Statistics cannot be done without data, and in multivariate statistics, data is primarily presented in matrices, where we usually place the objects studied in the rows and the variables in the columns.
Once we have the data, we are interested in providing a good description of it, which can be done numerically or graphically.
Matrix algebra and matrix calculus are fundamental to multivariate analysis.
Describing multivariate data involves specifying the data matrix, providing measures of central tendency and measures of dispersion, specifically variance-covariance matrices or global measures of variability.
Another topic that plays a significant role in multivariate analysis is the concept of distance: distances between objects, between variables, etc. Distances are the core foundation for applying multivariate methods such as cluster analysis or correspondence analysis.
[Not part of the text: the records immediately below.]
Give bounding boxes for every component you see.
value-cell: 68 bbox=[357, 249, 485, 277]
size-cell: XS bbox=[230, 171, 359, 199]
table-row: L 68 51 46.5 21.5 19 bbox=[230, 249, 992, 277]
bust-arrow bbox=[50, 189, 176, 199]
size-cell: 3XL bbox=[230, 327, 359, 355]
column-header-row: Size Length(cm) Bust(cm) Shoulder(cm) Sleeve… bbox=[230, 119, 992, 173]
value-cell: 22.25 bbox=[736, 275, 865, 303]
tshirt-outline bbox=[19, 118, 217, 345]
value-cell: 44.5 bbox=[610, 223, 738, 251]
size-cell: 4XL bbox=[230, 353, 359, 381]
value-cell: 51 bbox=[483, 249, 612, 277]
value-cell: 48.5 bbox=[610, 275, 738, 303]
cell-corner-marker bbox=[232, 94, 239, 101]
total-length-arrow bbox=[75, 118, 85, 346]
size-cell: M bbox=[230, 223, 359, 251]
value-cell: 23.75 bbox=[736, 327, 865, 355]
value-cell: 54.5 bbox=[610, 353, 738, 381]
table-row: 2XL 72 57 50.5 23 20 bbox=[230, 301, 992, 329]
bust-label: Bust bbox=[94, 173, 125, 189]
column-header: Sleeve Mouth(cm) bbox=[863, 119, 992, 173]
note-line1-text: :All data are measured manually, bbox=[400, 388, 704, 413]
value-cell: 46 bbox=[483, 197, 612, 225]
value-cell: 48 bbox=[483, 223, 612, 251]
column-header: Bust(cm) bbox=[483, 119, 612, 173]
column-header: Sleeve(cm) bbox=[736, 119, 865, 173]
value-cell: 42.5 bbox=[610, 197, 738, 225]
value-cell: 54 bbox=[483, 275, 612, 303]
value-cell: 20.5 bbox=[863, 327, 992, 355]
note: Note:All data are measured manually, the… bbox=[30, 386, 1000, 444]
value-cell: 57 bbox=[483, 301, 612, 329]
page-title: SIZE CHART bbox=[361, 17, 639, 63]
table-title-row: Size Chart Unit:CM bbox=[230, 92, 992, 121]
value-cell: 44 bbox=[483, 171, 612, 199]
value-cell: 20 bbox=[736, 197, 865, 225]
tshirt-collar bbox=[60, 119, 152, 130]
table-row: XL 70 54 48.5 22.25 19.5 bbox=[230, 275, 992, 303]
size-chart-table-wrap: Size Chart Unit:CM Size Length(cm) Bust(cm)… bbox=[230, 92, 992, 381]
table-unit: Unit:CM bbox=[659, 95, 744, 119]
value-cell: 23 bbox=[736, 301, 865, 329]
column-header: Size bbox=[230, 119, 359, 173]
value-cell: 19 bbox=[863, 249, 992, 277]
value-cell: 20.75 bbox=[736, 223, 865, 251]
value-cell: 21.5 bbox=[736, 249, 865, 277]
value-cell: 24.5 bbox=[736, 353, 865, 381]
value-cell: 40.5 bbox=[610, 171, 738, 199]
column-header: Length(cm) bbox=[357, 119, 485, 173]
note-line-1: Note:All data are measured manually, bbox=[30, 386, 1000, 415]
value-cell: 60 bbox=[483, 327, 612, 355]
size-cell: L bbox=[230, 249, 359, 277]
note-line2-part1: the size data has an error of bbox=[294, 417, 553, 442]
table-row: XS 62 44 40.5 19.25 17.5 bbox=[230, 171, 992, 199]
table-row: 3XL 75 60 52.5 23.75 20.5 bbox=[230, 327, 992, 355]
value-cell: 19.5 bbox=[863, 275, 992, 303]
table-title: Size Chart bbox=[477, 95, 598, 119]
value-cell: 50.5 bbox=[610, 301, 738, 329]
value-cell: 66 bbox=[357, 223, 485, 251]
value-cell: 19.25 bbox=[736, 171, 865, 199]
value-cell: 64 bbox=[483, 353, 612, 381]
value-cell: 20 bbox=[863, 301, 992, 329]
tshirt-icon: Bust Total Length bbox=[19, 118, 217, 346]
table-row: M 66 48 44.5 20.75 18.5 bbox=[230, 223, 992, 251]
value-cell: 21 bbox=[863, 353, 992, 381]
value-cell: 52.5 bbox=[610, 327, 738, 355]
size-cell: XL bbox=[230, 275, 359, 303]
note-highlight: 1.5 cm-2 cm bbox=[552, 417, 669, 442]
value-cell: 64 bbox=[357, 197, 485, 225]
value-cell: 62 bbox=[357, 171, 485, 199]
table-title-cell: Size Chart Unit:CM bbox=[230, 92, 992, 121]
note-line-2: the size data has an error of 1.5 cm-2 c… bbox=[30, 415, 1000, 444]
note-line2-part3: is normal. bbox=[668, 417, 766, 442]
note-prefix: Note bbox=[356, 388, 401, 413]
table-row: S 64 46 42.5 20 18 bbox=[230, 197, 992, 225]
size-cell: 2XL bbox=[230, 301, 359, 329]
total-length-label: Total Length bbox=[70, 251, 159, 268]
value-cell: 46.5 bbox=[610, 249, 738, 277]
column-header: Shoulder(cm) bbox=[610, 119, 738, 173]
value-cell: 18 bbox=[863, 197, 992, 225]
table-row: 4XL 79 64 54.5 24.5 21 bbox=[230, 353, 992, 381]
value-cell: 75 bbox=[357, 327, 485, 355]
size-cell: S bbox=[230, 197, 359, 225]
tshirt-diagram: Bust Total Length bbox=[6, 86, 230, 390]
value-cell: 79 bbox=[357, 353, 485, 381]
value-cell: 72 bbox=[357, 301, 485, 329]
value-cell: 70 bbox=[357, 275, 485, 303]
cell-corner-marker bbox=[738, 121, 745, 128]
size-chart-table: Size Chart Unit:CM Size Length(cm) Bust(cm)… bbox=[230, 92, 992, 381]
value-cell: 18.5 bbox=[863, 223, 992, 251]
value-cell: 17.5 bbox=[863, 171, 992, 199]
In terms of graphical representation, aside from classic graphical representations like histograms or scatterplots, we will explore how to create multiple box plots and address the delicate issue of outliers, how to identify them and mitigate their negative effects.
Finally, regarding matrix algebra and matrix calculus, it is necessary to understand how matrices are added, multiplied, what the diagonal is, the trace of a matrix or determinant, and most importantly, their properties. In particular, diagonalization of a matrix and singular value decomposition are two concepts that are absolutely necessary. Essentially, this involves a factorization of the matrix.